Woher kommt deine Leidenschaft für soziales Engagement?

Danielle Strickland: In Afrika habe ich Menschen verhungern sehen. Aber auch in der westlichen Gesellschaft gibt es große Armut: In Vancouver zum Beispiel leben Menschen zu Wuchermieten in heruntergekommenen Ein-Zimmer-Appartements, in denen die Duschen nicht funktionieren und nicht einmal eine Küchenzeile vorhanden ist. Dort habe ich eine Gemeinde gegründet und versucht, Ungerechtigkeit zu beseitigen. Das war ein echter Knochenjob, und mir wurde schnell klar, dass sich dafür das System verändern muss.

Wie haben die Menschen dort auf dich reagiert?

Ich habe in Bordellen mit Dominas gebetet, während im Hintergrund einschlägige Videos liefen. Auch diese Frauen suchen nach Gott, nach jemandem, dem sie etwas bedeuten und der ihren richtigen Namen kennt. Wir gehen wie selbstverständlich davon aus, dass sie mit dem Glauben nichts zu tun haben wollen. Aber das stimmt nicht. Wir bemühen uns nur nicht ausreichend um sie. Prostitution bedeutet systematische Unterdrückung. Die meisten Frauen sind arm und könnten mit »normalen« Jobs noch nicht einmal die Miete bezahlen. Ohne festen Wohnsitz nimmt man ihnen aber ihre Kinder weg. So sichert die Prostitution ihr Überleben. Aber niemand kümmert sich um sie oder bemüht sich darum, das System zu verändern.
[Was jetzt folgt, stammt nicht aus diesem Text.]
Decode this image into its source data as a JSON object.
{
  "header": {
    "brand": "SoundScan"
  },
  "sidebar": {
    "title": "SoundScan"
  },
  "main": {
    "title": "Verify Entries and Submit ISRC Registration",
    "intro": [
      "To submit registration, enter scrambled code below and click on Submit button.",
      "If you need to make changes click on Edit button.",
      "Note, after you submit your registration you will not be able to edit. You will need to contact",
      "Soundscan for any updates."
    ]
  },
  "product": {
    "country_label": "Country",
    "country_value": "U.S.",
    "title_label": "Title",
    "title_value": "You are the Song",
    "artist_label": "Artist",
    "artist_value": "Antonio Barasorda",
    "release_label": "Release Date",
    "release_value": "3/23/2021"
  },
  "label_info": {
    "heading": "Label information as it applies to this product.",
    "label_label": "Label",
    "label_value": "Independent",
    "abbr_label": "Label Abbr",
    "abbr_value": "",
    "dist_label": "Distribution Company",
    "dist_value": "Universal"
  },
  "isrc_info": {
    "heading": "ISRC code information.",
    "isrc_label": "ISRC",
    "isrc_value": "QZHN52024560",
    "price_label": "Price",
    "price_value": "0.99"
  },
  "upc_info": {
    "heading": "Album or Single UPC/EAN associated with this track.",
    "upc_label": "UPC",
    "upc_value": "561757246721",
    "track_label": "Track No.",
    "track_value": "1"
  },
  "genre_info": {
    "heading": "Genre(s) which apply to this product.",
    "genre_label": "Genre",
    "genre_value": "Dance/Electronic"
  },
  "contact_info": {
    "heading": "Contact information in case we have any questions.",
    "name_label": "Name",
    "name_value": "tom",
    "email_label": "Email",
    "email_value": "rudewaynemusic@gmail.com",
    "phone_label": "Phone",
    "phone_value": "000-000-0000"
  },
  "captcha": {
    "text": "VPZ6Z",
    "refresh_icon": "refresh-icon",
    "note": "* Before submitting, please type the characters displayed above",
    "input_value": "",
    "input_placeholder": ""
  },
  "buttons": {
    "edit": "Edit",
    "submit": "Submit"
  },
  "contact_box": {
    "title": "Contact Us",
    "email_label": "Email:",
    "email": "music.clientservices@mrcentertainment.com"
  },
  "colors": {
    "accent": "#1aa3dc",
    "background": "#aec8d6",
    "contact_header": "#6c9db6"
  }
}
Was hält Christen denn davon ab, sich für soziale Gerechtigkeit zu engagieren?

Wir lieben unsere Bequemlichkeit. Und so hat Gemeinde jene Viertel verlassen, in denen sie am dringendsten gebraucht würde. Es ist immer einfacher, über Spiritualität zu predigen als über Sozialreformen, denn dafür müssten wir ganz anders leben. Aber das Evangelium ist nun einmal auch unbequem. Manche Evangelisten sehen den Einsatz für soziale Gerechtigkeit als feige Art, das Evangelium zu leben. Diejenigen, die sich für Gerechtigkeit einsetzen, werfen ihnen wiederum Heuchelei vor. Aber wir brauchen beides: Verkündigung des Evangeliums und soziales Engagement.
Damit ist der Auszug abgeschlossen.